Yuri Kisil est triple médaillé des Jeux panaméricains de 2015 à Toronto. Il est monté sur le podium des trois relais, notamment comme dernier relayeur du relais 4×100 m style libre médaillé d’argent. Immédiatement après les Jeux, il participait à ses premiers Championnats du monde de la FINA où il a remporté une médaille de bronze à l’épreuve inaugurale du relais 4×100 m style libre mixte. Aux essais canadiens de 2014, Yuri est devenu le plus jeune Canadien à obtenir un chrono inférieur à 50 secondes à l’épreuve de 100 m style libre. Il faisait partie de la course aux épreuves de 50 m et de 100 m style libre aux Jeux du Commonwealth de 2014 et a tout juste raté le podium en se classant 4e au 100 m. Il était également membre de l’équipe qui a terminé en 4e place au relais 4×100 m quatre nages et de celle qui a obtenu la 5e place au relais 4×100 m style libre.
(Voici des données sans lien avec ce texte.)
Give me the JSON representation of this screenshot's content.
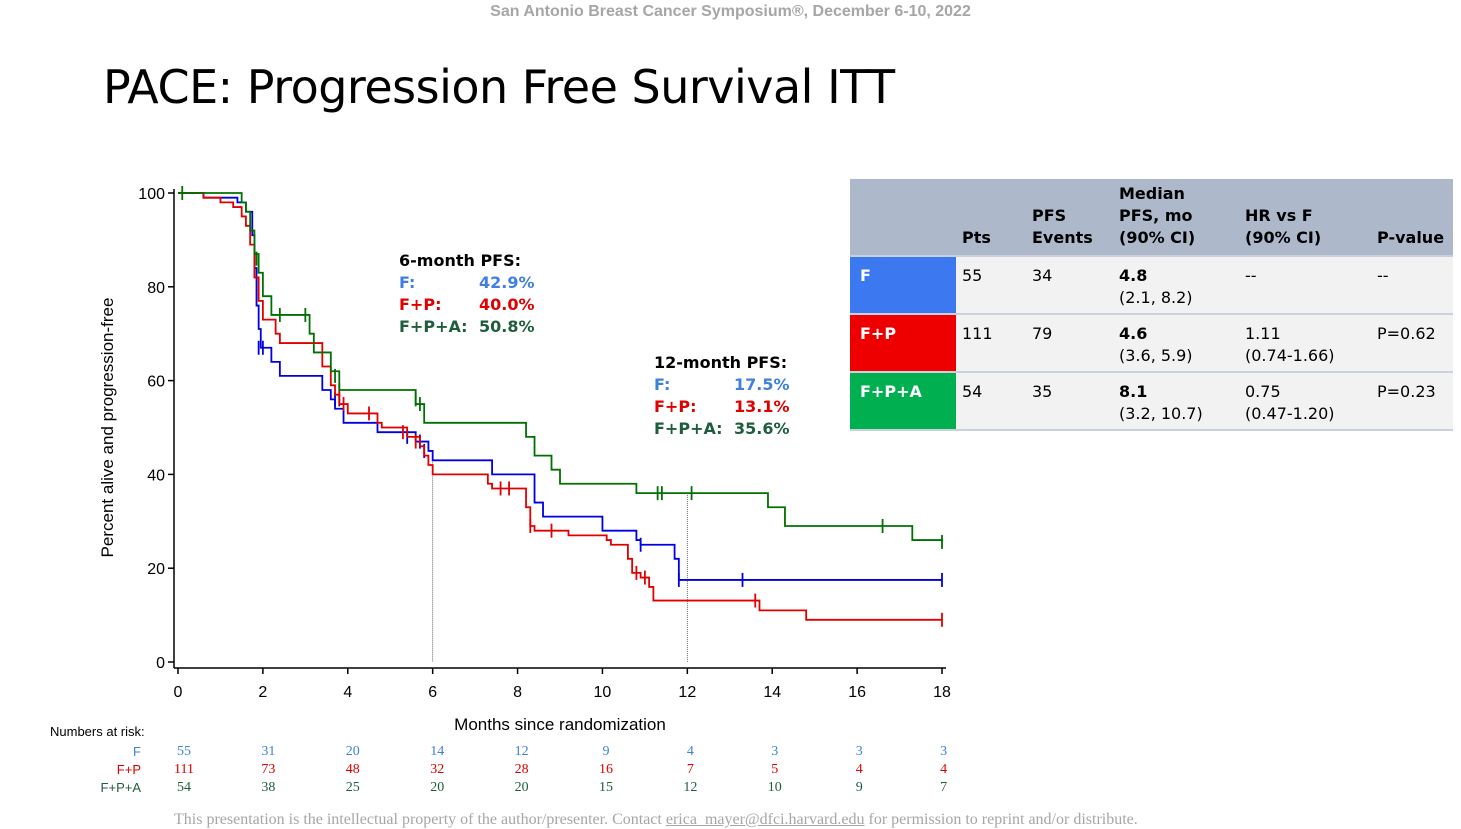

Il a participé aux mêmes épreuves aux Championnats panpacifiques et s’est classé en 12e place aux deux épreuves individuelles et en 5e place aux deux épreuves par équipes. Yuri a participé à sa première rencontre internationale majeure aux Championnats du monde juniors de la FINA 2013.

À PROPOS DE L’ATHLÈTE

Famille : Ses parents se nomment Gerry Kisil et Jocelyn Moore. Il a une sœur aînée, Dinah Kisil. Débuts : Il a commencé à nager à l’âge de 8 ans quand ses parents l’ont forcé à apprendre à nager pour des raisons de survie. Il s’est rendu compte qu’il avait du potentiel, alors il a continué. Au-delà de la natation : Yuri fait des études générales à l’Université de la Colombie-Britannique. Il aime se détendre, relaxer, jouer de la guitare et danser (particulièrement au rythme de Shakira). Il craque toujours les jointures de ses doigts avant une course. On le surnomme le Missile, Yuri le Mankini, Yuri le Missile Kisil, Hips Don’t Lie. Sa citation préférée : « J’ai lutté avec un alligator, je me suis battu avec une baleine, j’ai passé les menottes à un éclair et emprisonné la foudre. La semaine dernière encore, j’ai tué un rocher, blessé une pierre, fait hospitaliser une brique. Je suis si méchant que je rends la médecine malade. » Muhammad Ali.